Southeast Asia’s third-largest bank by assets posted a 27% jump in April-June net profit to S$1.42 billion ($1.1 billion) from S$1.11 billion a year earlier, mainly on higher net interest income.
This compares with the mean estimate of S$1.43 billion from three analysts polled by Refinitiv.
“While the global outlook remains uncertain, we expect the Asean region to stay relatively resilient,” said Wee Ee Cheong, CEO of UOB.
Singapore banks have been benefiting from strong inflow of wealth amid global uncertaintiy due to the city-state’s status as a financial safe haven. Larger peers DBS Group and Oversea-Chinese Banking Corp are due to announce their quarterly earnings results next week.
Last year, UOB acquired Citigroup’s consumer business in four Southeast Asian markets for about S$5 billion, marking its biggest deal in two decades. When completed, the move will double its retail customer base in these markets.
“Our Citigroup acquisition is progressing well,” Wee said.

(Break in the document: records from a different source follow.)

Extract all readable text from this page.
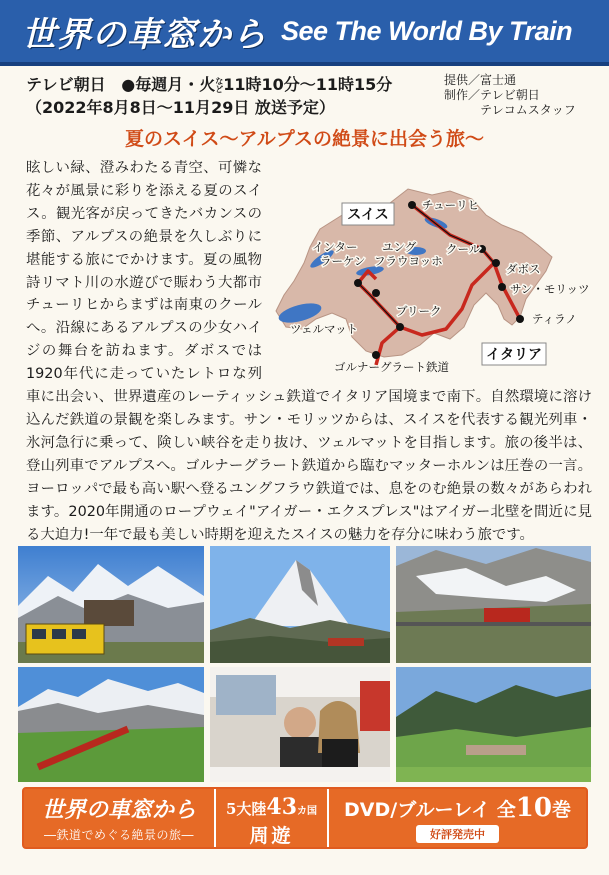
世界の車窓から See The World By Train
テレビ朝日 ●毎週月・火など11時10分～11時15分
（2022年8月8日～11月29日 放送予定）
提供／ 富士通
制作／ テレビ朝日
テレコムスタッフ
夏のスイス～アルプスの絶景に出会う旅～
眩しい緑、澄みわたる青空、可憐な花々が風景に彩りを添える夏のスイス。観光客が戻ってきたバカンスの季節、アルプスの絶景を久しぶりに堪能する旅にでかけます。夏の風物詩リマト川の水遊びで賑わう大都市チューリヒからまずは南東のクールへ。沿線にあるアルプスの少女ハイジの舞台を訪ねます。ダボスでは1920年代に走っていたレトロな列車に出会い、世界遺産のレーティッシュ鉄道でイタリア国境まで南下。自然環境に溶け込んだ鉄道の景観を楽しみます。サン・モリッツからは、スイスを代表する観光列車・氷河急行に乗って、険しい峡谷を走り抜け、ツェルマットを目指します。旅の後半は、登山列車でアルプスへ。ゴルナーグラート鉄道から臨むマッターホルンは圧巻の一言。ヨーロッパで最も高い駅へ登るユングフラウ鉄道では、息をのむ絶景の数々があらわれます。2020年開通のロープウェイ"アイガー・エクスプレス"はアイガー北壁を間近に見る大迫力!一年で最も美しい時期を迎えたスイスの魅力を存分に味わう旅です。
スイス
イタリア
チューリヒ
インター
ラーケン
ユング
フラウヨッホ
クール
ダボス
サン・モリッツ
ティラノ
ブリーク
ツェルマット
ゴルナーグラート鉄道
世界の車窓から
―鉄道でめぐる絶景の旅―
5大陸43カ国
周遊
DVD/ブルーレイ 全10巻
好評発売中
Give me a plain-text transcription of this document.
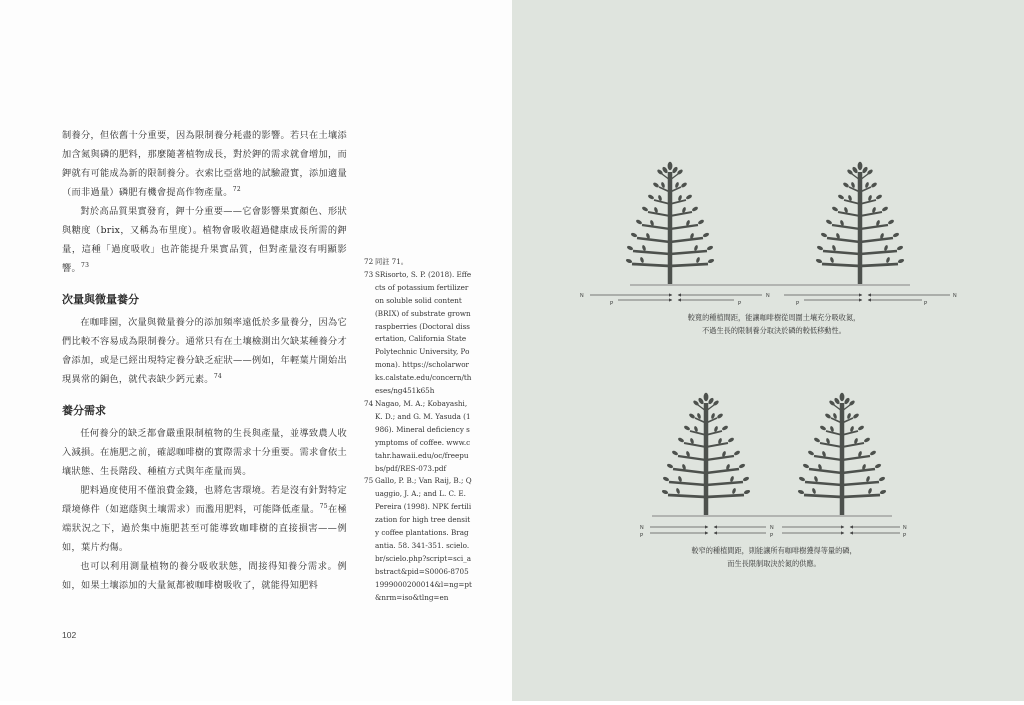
制養分，但依舊十分重要，因為限制養分耗盡的影響。若只在土壤添加含氮與磷的肥料，那麼隨著植物成長，對於鉀的需求就會增加，而鉀就有可能成為新的限制養分。衣索比亞當地的試驗證實，添加適量（而非過量）磷肥有機會提高作物產量。$^{72}$

對於高品質果實發育，鉀十分重要——它會影響果實顏色、形狀與糖度（brix，又稱為布里度）。植物會吸收超過健康成長所需的鉀量，這種「過度吸收」也許能提升果實品質，但對產量沒有明顯影響。$^{73}$

次量與微量養分

在咖啡園，次量與微量養分的添加頻率遠低於多量養分，因為它們比較不容易成為限制養分。通常只有在土壤檢測出欠缺某種養分才會添加，或是已經出現特定養分缺乏症狀——例如，年輕葉片開始出現異常的銅色，就代表缺少鈣元素。$^{74}$

養分需求

任何養分的缺乏都會嚴重限制植物的生長與產量，並導致農人收入減損。在施肥之前，確認咖啡樹的實際需求十分重要。需求會依土壤狀態、生長階段、種植方式與年產量而異。

肥料過度使用不僅浪費金錢，也將危害環境。若是沒有針對特定環境條件（如遮蔭與土壤需求）而濫用肥料，可能降低產量。$^{75}$在極端狀況之下，過於集中施肥甚至可能導致咖啡樹的直接損害——例如，葉片灼傷。

也可以利用測量植物的養分吸收狀態，間接得知養分需求。例如，如果土壤添加的大量氮都被咖啡樹吸收了，就能得知肥料

72 同註 71。
73 SRisorto, S. P. (2018). Effects of potassium fertilizer on soluble solid content (BRIX) of substrate grown raspberries (Doctoral dissertation, California State Polytechnic University, Pomona). https://scholarworks.calstate.edu/concern/theses/ng451k65h
74 Nagao, M. A.; Kobayashi, K. D.; and G. M. Yasuda (1986). Mineral deficiency symptoms of coffee. www.ctahr.hawaii.edu/oc/freepubs/pdf/RES-073.pdf
75 Gallo, P. B.; Van Raij, B.; Quaggio, J. A.; and L. C. E. Pereira (1998). NPK fertilization for high tree density coffee plantations. Bragantia. 58. 341-351. scielo.br/scielo.php?script=sci_abstract&pid=S0006-87051999000200014&l=ng=pt&nrm=iso&tlng=en
102
N
P
N
P	P
N
P
N
N
P
N
P
N
P
較寬的種植間距，能讓咖啡樹從周圍土壤充分吸收氮，
不過生長的限制養分取決於磷的較低移動性。
較窄的種植間距，則能讓所有咖啡樹獲得等量的磷，
而生長限制取決於氮的供應。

UOB expects low to mid-single digit percentage loan growth for this year, high single-digit fees growth, credit costs at around 25 basis points, and margins to remain stable at current levels.
Meanwhile, Lee said UOB was confident of recovering some of the allowance it made on a corporate account in Thailand in the manufacturing sector, which led to a rise in UOB’s allowance in the first half from a year earlier.